WASHINGTON -- Former U.S. President Jimmy Carter will likely visit North Korea next month to broker rapprochement in U.S. relations with the reclusive communist state, which have chilled over the North's nuclear and missile programs and other provocations, a diplomatic source here said Wednesday.
"It is highly likely that ex-President Carter will travel to North Korea in about a month as the North Korean mission in New York has been arranging for the visit," said the source, who requested anonymity.
Carter is expected to be accompanied by former U.N. Secretary-General Kofi Annan and other prominent figures who are ready to be middlemen in U.S. relations with the impoverished but nuclear-armed state.
Carter visited Pyongyang in August and brought back Aijalon Gomes of Boston, who had been sentenced to eight years in a labor camp and fined about US$700,000 for illegally entering North Korea months earlier.
Carter was expected to play a role in mending U.S. relations with the North at the time, but he could not meet with North Korean leader Kim Jong-il, who had traveled to China for a meeting with Chinese President Hu Jintao. Kim made the trip in an apparent attempt to seek Chinese support for the unprecedented third-generation power transition to his youngest son.
Carter brokered a bilateral U.S.-North Korea deal during the first North Korean nuclear crisis in 1994, which led to the Geneva Agreed Framework later that year. The pact called for the freezing of the North's plutonium-producing nuclear reactor in Yongbyon, north of its capital, Pyongyang, in return for massive energy and other economic aid and diplomatic recognition by Washington.
The nuclear deal was scrapped in 2002 when the Bush administration labeled North Korea as part of an axis of evil and denounced Pyongyang for secretly enriching uranium in violation of the deal.
Six-party talks involving the U.S., North and South Korea, Japan, China and Russia came as a substitute in 2003, but have been stalled over U.N. sanctions for North Korea's nuclear and missile tests and, most recently, the North's shelling of a South Korean border island and a South Korean warship that killed 50 people last year.
Pyongyang also revealed in November a uranium enrichment plant, another way of making nuclear weapons separate from its plutonium program. The North claims its intention is to generate electricity.
North Korea last week suggested that the uranium issue be discussed at the six-party talks, calling for the resumption of the multilateral nuclear discussions without any conditions attached.
South Korea and the U.S. have said they will seek a U.N.
Security Council presidential statement to condemn the uranium program before moving on to the six-party negotiations.
China, North Korea's staunchest communist ally, wants the issue to be dealt with at the six-party talks and opposes Security Council involvement.
Washington says Pyongyang must mend ties with Seoul before any resumption of the multilateral nuclear talks.
North Korea last month refused to apologize for the provocations against the South, and walked out of a rare inter-Korean dialogue last month, thwarting hopes for an early resumption of the denuclearization-for-aid talks.
The U.S. recently refused North Korea's call for a meeting of defense ministers to discuss improvement in bilateral ties.

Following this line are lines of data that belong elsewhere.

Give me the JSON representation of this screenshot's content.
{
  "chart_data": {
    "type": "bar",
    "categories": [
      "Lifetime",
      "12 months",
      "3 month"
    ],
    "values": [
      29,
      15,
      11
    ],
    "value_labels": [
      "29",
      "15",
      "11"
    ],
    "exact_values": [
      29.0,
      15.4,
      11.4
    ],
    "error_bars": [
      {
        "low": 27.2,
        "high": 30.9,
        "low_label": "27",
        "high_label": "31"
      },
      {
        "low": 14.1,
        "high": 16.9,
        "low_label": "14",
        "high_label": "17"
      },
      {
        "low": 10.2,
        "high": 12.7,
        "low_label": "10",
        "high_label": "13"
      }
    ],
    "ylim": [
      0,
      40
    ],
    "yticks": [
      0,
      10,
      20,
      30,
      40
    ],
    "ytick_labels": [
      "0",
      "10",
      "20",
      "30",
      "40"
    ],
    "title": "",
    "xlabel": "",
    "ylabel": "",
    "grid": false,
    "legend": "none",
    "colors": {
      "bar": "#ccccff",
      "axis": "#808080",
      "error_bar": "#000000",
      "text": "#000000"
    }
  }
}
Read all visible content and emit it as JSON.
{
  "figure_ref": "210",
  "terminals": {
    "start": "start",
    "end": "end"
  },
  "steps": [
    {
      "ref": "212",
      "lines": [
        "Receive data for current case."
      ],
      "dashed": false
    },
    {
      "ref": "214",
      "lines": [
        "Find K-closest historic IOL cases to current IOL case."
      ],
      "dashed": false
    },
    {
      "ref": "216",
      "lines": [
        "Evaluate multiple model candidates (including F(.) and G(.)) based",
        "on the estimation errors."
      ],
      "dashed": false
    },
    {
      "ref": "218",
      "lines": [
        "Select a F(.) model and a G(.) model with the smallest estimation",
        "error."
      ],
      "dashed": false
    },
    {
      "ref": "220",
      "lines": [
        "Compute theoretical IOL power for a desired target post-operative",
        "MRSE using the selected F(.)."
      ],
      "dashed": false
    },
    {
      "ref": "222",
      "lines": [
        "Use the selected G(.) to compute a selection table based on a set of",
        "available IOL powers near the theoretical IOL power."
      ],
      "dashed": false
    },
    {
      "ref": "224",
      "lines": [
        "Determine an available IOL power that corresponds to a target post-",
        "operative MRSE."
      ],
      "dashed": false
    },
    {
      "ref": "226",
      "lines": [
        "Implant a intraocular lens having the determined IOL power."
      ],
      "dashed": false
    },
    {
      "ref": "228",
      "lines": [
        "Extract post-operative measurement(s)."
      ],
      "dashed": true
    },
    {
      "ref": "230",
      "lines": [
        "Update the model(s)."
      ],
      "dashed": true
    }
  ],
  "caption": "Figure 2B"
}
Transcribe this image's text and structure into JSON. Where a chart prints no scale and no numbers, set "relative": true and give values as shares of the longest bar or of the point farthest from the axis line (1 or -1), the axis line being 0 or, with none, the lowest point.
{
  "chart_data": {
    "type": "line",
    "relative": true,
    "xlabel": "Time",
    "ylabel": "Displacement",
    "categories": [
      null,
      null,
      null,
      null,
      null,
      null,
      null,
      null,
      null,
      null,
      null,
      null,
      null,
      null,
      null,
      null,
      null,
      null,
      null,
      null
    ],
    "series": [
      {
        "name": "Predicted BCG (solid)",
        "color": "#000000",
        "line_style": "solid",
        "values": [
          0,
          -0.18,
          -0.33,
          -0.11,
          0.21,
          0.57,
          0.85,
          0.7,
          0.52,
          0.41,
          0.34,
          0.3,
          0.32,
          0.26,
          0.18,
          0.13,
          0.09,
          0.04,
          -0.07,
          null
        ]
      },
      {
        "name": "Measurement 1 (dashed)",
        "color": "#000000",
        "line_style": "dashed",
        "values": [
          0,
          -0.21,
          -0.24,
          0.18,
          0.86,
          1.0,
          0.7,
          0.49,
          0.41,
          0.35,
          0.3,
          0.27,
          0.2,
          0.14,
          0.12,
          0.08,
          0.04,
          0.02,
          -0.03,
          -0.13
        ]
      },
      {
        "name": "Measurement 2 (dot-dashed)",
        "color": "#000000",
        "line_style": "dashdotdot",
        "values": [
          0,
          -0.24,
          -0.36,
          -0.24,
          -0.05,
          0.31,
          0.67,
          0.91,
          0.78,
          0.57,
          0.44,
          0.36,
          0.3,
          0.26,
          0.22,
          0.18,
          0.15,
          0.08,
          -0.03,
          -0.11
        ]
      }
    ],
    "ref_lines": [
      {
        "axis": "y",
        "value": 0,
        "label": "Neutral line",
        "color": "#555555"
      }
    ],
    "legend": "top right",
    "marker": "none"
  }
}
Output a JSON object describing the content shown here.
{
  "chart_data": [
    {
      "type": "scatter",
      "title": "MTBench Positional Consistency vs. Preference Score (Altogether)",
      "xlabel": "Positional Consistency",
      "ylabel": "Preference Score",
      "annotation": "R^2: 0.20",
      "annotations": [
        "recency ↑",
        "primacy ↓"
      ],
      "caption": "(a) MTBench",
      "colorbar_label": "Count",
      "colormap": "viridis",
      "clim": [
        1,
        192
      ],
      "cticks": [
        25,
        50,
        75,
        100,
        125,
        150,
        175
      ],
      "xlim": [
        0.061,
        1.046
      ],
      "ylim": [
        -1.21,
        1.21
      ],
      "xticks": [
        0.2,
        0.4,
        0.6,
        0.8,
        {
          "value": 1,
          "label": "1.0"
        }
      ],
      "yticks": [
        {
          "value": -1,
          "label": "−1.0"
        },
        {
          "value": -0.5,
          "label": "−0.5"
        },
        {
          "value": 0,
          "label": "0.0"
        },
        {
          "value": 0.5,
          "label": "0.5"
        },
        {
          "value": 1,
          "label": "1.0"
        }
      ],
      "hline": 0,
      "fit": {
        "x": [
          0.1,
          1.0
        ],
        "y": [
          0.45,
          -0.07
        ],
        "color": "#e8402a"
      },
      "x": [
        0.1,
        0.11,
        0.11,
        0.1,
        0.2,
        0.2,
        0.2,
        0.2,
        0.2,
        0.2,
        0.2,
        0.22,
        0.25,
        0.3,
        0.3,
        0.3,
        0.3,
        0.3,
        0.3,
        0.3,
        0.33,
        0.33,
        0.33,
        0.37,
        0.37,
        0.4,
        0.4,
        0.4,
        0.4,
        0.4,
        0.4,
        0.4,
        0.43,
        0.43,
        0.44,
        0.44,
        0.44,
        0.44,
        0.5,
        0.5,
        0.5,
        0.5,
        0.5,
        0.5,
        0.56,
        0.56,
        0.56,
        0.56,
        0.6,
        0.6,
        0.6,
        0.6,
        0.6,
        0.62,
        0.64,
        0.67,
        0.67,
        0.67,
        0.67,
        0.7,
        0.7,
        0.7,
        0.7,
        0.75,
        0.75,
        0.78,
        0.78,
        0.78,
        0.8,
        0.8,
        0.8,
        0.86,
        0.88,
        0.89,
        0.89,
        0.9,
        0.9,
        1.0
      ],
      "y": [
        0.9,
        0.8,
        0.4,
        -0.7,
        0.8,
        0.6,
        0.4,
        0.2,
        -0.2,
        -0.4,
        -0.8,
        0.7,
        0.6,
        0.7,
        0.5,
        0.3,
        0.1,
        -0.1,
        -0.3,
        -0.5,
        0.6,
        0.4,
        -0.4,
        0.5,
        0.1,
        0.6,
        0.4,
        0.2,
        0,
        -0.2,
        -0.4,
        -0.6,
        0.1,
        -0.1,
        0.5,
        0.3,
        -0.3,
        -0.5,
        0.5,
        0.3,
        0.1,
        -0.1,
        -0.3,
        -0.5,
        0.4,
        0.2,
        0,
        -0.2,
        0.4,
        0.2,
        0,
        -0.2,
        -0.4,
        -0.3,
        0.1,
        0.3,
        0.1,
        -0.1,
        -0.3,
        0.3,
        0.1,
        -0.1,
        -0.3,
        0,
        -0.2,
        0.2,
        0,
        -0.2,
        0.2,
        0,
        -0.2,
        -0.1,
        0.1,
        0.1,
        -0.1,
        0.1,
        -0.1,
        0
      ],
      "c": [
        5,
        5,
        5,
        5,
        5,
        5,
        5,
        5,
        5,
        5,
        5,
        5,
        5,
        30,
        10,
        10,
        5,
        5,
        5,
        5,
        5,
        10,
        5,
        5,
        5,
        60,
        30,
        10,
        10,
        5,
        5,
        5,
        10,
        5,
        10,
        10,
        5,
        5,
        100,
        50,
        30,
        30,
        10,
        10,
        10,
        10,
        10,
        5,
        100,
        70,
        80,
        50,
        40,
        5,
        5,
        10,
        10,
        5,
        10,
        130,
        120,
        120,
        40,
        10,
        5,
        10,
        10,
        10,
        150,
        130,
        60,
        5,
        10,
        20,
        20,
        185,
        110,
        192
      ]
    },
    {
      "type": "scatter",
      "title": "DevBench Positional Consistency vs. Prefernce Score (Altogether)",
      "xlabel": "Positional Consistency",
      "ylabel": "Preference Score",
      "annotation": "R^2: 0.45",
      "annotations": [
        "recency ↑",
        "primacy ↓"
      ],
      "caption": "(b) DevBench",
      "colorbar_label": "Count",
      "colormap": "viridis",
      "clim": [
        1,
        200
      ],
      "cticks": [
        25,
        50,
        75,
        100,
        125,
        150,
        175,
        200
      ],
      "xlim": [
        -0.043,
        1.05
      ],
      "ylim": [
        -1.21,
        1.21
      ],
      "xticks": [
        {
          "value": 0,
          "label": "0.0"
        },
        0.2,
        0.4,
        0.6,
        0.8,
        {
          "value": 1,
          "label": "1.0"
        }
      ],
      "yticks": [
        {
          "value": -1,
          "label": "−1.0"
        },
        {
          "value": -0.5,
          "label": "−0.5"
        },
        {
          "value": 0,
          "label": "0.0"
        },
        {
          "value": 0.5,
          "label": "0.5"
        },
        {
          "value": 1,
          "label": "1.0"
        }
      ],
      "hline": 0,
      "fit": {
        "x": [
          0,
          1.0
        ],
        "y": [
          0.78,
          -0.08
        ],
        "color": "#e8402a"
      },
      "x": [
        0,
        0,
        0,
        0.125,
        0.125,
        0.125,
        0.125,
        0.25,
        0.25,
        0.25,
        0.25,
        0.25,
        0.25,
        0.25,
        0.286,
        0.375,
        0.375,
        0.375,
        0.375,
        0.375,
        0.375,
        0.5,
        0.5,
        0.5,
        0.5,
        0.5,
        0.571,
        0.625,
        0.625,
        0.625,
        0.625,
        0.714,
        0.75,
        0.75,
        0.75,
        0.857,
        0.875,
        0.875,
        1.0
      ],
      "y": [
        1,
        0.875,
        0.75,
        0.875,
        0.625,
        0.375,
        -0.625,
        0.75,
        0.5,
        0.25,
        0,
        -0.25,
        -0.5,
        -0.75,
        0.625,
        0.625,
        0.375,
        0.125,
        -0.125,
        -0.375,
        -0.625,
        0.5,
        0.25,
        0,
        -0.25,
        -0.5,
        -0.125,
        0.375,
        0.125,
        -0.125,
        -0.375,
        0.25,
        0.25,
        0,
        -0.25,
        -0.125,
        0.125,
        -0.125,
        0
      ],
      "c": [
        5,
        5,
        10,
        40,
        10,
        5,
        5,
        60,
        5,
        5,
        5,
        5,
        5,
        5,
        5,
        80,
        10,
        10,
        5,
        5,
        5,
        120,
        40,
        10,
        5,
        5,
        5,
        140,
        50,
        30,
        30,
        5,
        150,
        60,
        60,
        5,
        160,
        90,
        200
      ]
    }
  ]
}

U.S. officials, however, have said they have received the North's request for food aid and are assessing the situation there amid reports that the U.S. may reopen food aid to the North, which was suspended two years ago over controversy on the transparency in food distribution.
Speaking to reporters, State Department spokesman Mark Toner repeated that the U.S. has "nothing really to announce" on any planned meeting with North Korean officials.
"We of course maintain contact with North Korea," he said.
"That's no surprise, and of course, we've been quite clear about what we want to see before six-party talks could continue."
Toner was referring to Secretary of State Hillary Clinton's remarks Tuesday that "there is an effort to try to get North and South Korea to start talking and to communicate with each other.
And we have ongoing contact, as does every country with North Korea, on certain issues."
A North Korean economic delegation, meanwhile, is currently on a U.S. tour at the invitation of the University of California-San Diego, although the State Department has categorized it as a private mission.
The North Korean delegation arrived in Los Angeles on March 19 and will stay in New York and several other cities until April 2, informed sources said.
Ri Gun, director general of the North American affairs bureau of North Korea's foreign ministry, is attending a seminar in Berlin this coming weekend.
The forum, hosted by the Aspen Institute, a U.S. think tank, is expected to serve as an informal venue to exchange opinions on reopening the deadlocked six-party talks, as some former U.S. officials who took charge of U.S. relations with North Korea are also attending the seminar.